New Us sanctions against Hezbollah
In coincidence with the anti-terror offensive, the US Congress discussed a bill to impose additional sanctions against Hezbollah.
Lebanon’s Hezbollah, backed by the Syrian army, launched an operation in northern Lebanese-Syrian borders against the takfiri terrorists on Friday.
The operation, underway in Syria’s Qalamoun and Lebanon’s Arsal, is a significant push against the terrorist groups in the two mountainous regions. With their caves and other kinds of natural shelters, Qalamoun and Arsal have been safe havens of such terrorist groups as AL-Nusra Front and ISIS for the past three years.
Al-Nusra militants have been taking shelter in Arsal heights and the areas around and have been using the region as a launching pad for attacks against the Syrian government’s positions as well as threats against Hezbollah inside Lebanon.

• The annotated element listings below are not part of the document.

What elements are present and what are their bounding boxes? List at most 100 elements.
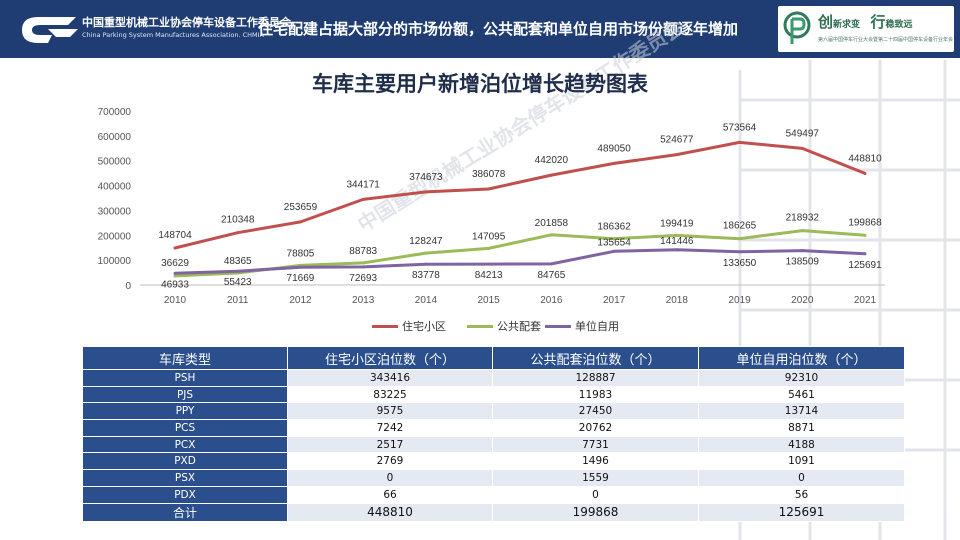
data-point	[800, 249, 804, 253]
conference-badge: 创新求变 行稳致远 第六届中国停车行业大会暨第二十四届中国停车设备行业年会	[778, 6, 954, 52]
data-label: 78805	[287, 248, 315, 259]
table-cell: 92310	[698, 369, 905, 387]
data-point	[612, 249, 616, 253]
data-label: 55423	[224, 277, 252, 288]
y-tick-label: 500000	[98, 157, 132, 168]
x-tick-label: 2015	[478, 295, 501, 306]
data-point	[863, 252, 867, 256]
data-point	[173, 274, 177, 278]
data-point	[173, 246, 177, 250]
table-cell: PJS	[82, 385, 288, 404]
data-label: 46933	[161, 279, 189, 290]
table-row: PXD 2769 1496 1091	[82, 452, 905, 471]
data-label: 71669	[287, 273, 315, 284]
x-tick-label: 2010	[164, 295, 187, 306]
data-label: 448810	[848, 153, 882, 164]
data-point	[173, 271, 177, 275]
table-cell: 66	[287, 485, 493, 504]
table-cell: 27450	[492, 402, 699, 421]
table-cell: 2769	[287, 452, 493, 471]
data-label: 48365	[224, 256, 252, 267]
data-point	[298, 265, 302, 269]
table-cell: 9575	[287, 402, 493, 421]
table-header-row: 车库类型 住宅小区泊位数（个） 公共配套泊位数（个） 单位自用泊位数（个）	[82, 346, 905, 370]
table-cell: 1496	[492, 452, 699, 471]
table-cell: 83225	[287, 385, 493, 404]
table-header-cell: 单位自用泊位数（个）	[698, 346, 905, 370]
data-label: 186362	[597, 222, 631, 233]
slide-title: 住宅配建占据大部分的市场份额，公共配套和单位自用市场份额逐年增加	[258, 20, 739, 38]
data-point	[236, 231, 240, 235]
legend-item: 公共配套	[467, 318, 541, 334]
conference-slogan: 创新求变 行稳致远	[818, 13, 913, 31]
data-label: 133650	[723, 258, 757, 269]
data-label: 72693	[349, 273, 377, 284]
data-label: 386078	[472, 169, 506, 180]
table-cell: PDX	[82, 485, 288, 504]
table-header-cell: 车库类型	[82, 346, 288, 370]
y-tick-label: 600000	[98, 132, 132, 143]
table-header-cell: 公共配套泊位数（个）	[492, 346, 699, 370]
table-header-cell: 住宅小区泊位数（个）	[287, 346, 493, 370]
table-cell: 13714	[698, 402, 905, 421]
data-point	[487, 246, 491, 250]
data-point	[612, 237, 616, 241]
table-cell: 1091	[698, 452, 905, 471]
table-cell: 11983	[492, 385, 699, 404]
data-point	[361, 197, 365, 201]
line-chart: 0 100000 200000 300000 400000 500000 600000 700…	[98, 107, 885, 306]
x-tick-label: 2017	[603, 295, 626, 306]
header-bar: 中国重型机械工业协会停车设备工作委员会 China Parking System…	[0, 0, 960, 58]
data-point	[424, 251, 428, 255]
x-tick-label: 2020	[791, 295, 814, 306]
table-cell: 56	[698, 485, 905, 504]
table-total-row: 合计 448810 199868 125691	[82, 502, 905, 522]
table-row: PCS 7242 20762 8871	[82, 419, 905, 437]
data-label: 128247	[409, 236, 443, 247]
data-point	[487, 187, 491, 191]
org-name-en: China Parking System Manufactures Associ…	[82, 31, 264, 39]
data-point	[738, 237, 742, 241]
table-cell: PXD	[82, 452, 288, 471]
table-cell: 343416	[287, 369, 493, 387]
table-cell: 20762	[492, 419, 699, 437]
legend-swatch	[467, 324, 493, 328]
data-point	[863, 171, 867, 175]
table-cell: 0	[698, 469, 905, 487]
data-point	[487, 262, 491, 266]
data-label: 253659	[284, 202, 318, 213]
y-tick-label: 100000	[98, 256, 132, 267]
table-cell: PCS	[82, 419, 288, 437]
data-label: 218932	[786, 213, 820, 224]
data-point	[738, 250, 742, 254]
table-cell: 0	[287, 469, 493, 487]
table-cell: PCX	[82, 435, 288, 454]
data-point	[549, 173, 553, 177]
y-tick-label: 200000	[98, 231, 132, 242]
table-cell: 4188	[698, 435, 905, 454]
data-point	[612, 161, 616, 165]
data-label: 84213	[475, 270, 503, 281]
data-label: 125691	[848, 260, 882, 271]
conference-logo-icon	[783, 11, 811, 44]
data-label: 489050	[597, 143, 631, 154]
data-label: 442020	[535, 155, 569, 166]
x-tick-label: 2012	[289, 295, 312, 306]
data-point	[863, 233, 867, 237]
data-point	[800, 146, 804, 150]
x-tick-label: 2018	[666, 295, 689, 306]
x-tick-label: 2014	[415, 295, 438, 306]
chart-title: 车库主要用户新增泊位增长趋势图表	[312, 71, 648, 96]
data-label: 199419	[660, 218, 694, 229]
y-tick-label: 400000	[98, 182, 132, 193]
data-label: 199868	[848, 217, 882, 228]
data-label: 83778	[412, 270, 440, 281]
association-logo-icon	[22, 17, 78, 43]
org-name-cn: 中国重型机械工业协会停车设备工作委员会	[82, 16, 291, 29]
table-row: PDX 66 0 56	[82, 485, 905, 504]
data-point	[236, 269, 240, 273]
data-label: 374673	[409, 172, 443, 183]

ISIS terrorists have also been hiding in the region, and have been supporting their fellows’ operations inside Syria logistically by smuggling arms and fighters to the front lines.
The joint offensive is launched to cut the supply lines for the terrorist fighters on the battlegrounds inside a number of Syrian cities, and full control of the regions will mean stripping the terrorists of a major part of their strength.
Especially for Hezbollah, Arsal operation is critical because Arsal is part of Baalbek District, one of the main Hezbollah’s strongholds in Lebanon, and is of strategic importance for the Lebanese group.
Upon beginning of the operation, Sheikh Naim Qassem, the deputy secretary general of Hezbollah, said “we are going to the war in Arsal and Qalamoun heights to eliminate remnants of the takfiris on the Lebanese borders and some towns and villages around”, adding “they are being fully obliterated.”
In coincidence with the anti-terror offensive, the US Congress discussed a bill to impose additional sanctions against Hezbollah. The move was described as a pressure against the Lebanese group and a support to the terrorists groups that are widely believed to be supported by the West and its regional allies. The Congress several times sanctioned Hezbollah under such excuses as drugs and weapons smuggling, money laundering, and terrorism. The charges have frequently provided the American officials with pretexts to put stains on the Lebanese group, despite the fact that the US has so far declined to present persuasive evidences for its claims.
Many argue that this Congress motion is part of the US logic in a dealing with its opponents that has always been a logic of force, the same one used by the American leaders during their 2003 invasion of Iraq, where the US failed to prove its anti-Baghdad allegations of having nuclear weapons.
The new bipartisan legislation, introduced on Thursday and working as an amendment to existing sanctions on Hezbollah, is meant to severely limit Hezbollah’s finances, recruitment processes, and the allied countries’ banks financing it. The bill will ban figures with links to Hezbollah from entry to the US.
“These sanctions will severely limit Hezbollah’s financial network and transnational criminal activities, as well as crack down its backers, most importantly Iran,” the Reuters news agency quoted Republican chairman of the House Foreign Affairs Committee Ed Royce as saying.
The fresh round of American strains is coming while the Lebanese group in past years played a key role in fighting the radical groups like ISIS and Al-Qaeda in the terror-hit Syria and Iraq. The legislation very clearly reveals the American foreign policy paradoxes. Washington imposes sanctions on the groups that seek their rights and defend their and other countries’ people by standing firm in the face of the fundamentalist groups that so far killed thousands of civilians and displaced many more while coming to such hot spots as Syria and Iraq from other countries and are called peace makers by their foreign backers. In the eyes of the presenters of the legislation, another crime of Hezbollah is a legitimate defense of its country against the Israeli regime, a key ally of the US that several times invaded Lebanon and is widely recognized as a culprit party in many crises hitting the West Asia region.
Now that in such a sensitive situation Hezbollah, backed by the Syrian military, is pushing against the terrorists in the Lebanese and Syrian border areas, the American lawmakers are eyeing cutting the Lebanese group’s serial anti-terror victories. Analysts believe that the sanctions also serve the Israeli security through weakening Hezbollah. They at the same time laud the operation as a significant step forward to secure not only the two neighbors but also the whole region.